Publicado originalmente em Educamídia por Mariana Mandelli. Para acessar, clique aqui.
Viralização desses conteúdos mostra que nos falta bom senso na hora de engajar certas postagens
Foi praticamente impossível ignorar: entre o fim de 2021 e o início deste ano, independentemente de qual timeline você rolasse, surgia o rosto de Alice, uma garotinha branca de olhos claros que participou da campanha publicitária de boas festas de um grande banco. Em uma espécie de diálogo com Fernanda Montenegro, 92 anos, atriz também contratada para o comercial, a criança de dois anos dizia palavras-desejo para 2022, como respeito, humanidade e esperança.
Não demorou muito para virar meme de todos os tipos — políticos, futebolísticos, religiosos etc. —, incluindo alguns com palavrões e outros que relacionavam a imagem da bebê a bebidas e drogas ilícitas, sem controle algum.
Assustada com a proporção da repercussão, a mãe de Alice, Morgana Secco, pediu bom senso aos internautas e declarou que a família não havia autorizado o uso da imagem da filha para esse tipo de prática, assim como não permitiu que sua foto fosse utilizada por outras empresas e instituições — como aconteceu com a prefeitura de Diadema (SP), que postou a foto de Alice para incentivar a população da cidade a tomar a terceira dose da vacina contra a Covid-19.
A viralização da imagem de Alice pode ser discutida sob diferentes prismas, mas duas palavras presentes nos parágrafos anteriores são fundamentais para qualquer reflexão sobre o tema: controle e bom senso.
No caso da primeira, quem está nas redes sociais há algum tempo sabe que elas são regidas por regras invisíveis, que não estão escritas em nenhum código ou coisa do tipo, tais como “o print é eterno” e outros mandamentos reveladores de como não é possível ter controle algum sobre qualquer conteúdo, seja ele texto, áudio, foto ou vídeo, a partir do momento em que foi publicado. Vale para uma tese de doutorado e para um nude.

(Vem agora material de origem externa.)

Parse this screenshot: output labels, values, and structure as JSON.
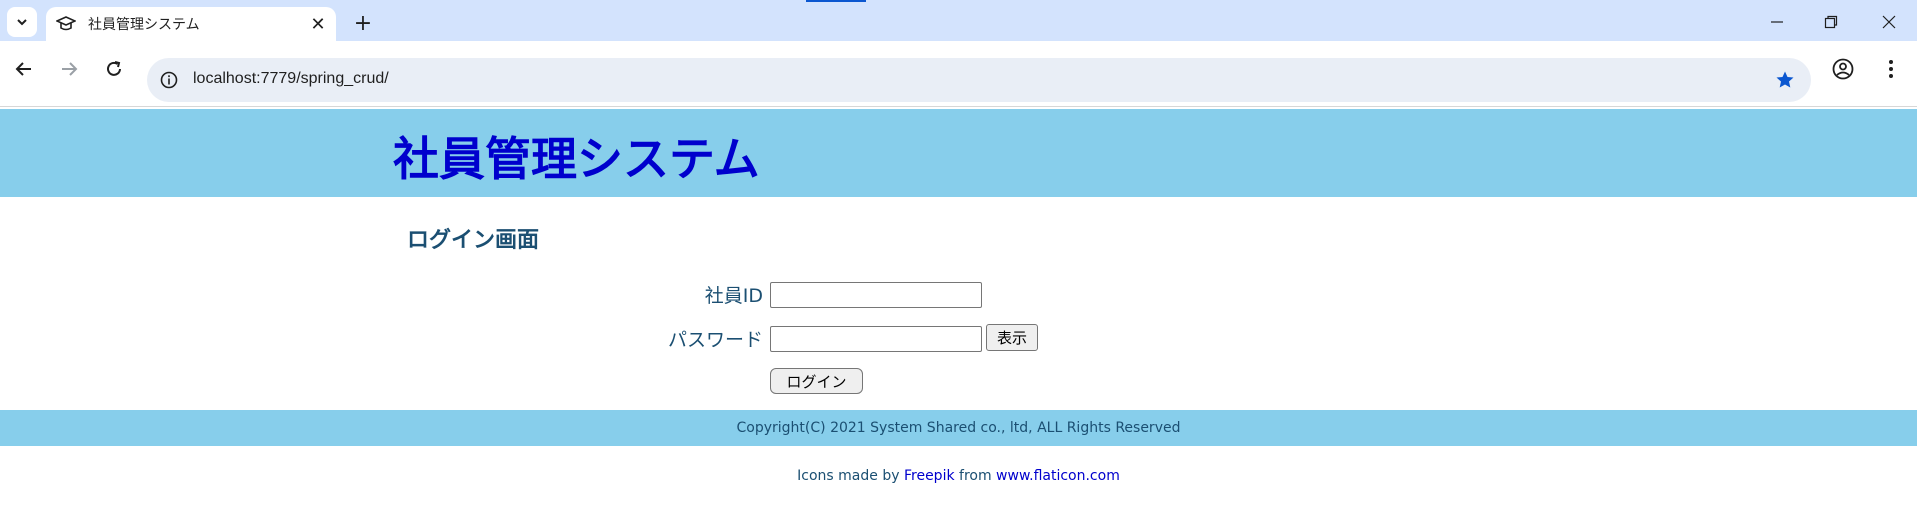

No caso dos memes com a bebê Alice, é certo que a publicidade, exibida em rede nacional no chamado horário nobre, tinha alto poder de viralização por motivos diversos — entre eles, a forma com que foi montada, usando uma série de palavras–chave. E também pelo fato de usar a imagem de uma criança já conhecida nas redes sociais, uma vez que Morgana tem 4 milhões de seguidores no TikTok e mais de 3 milhões no Instagram. Nesses perfis, são compartilhados minivídeos da rotina da família e pílulas em que Alice pronuncia diversas palavras consideradas complicadas para a sua pouca idade.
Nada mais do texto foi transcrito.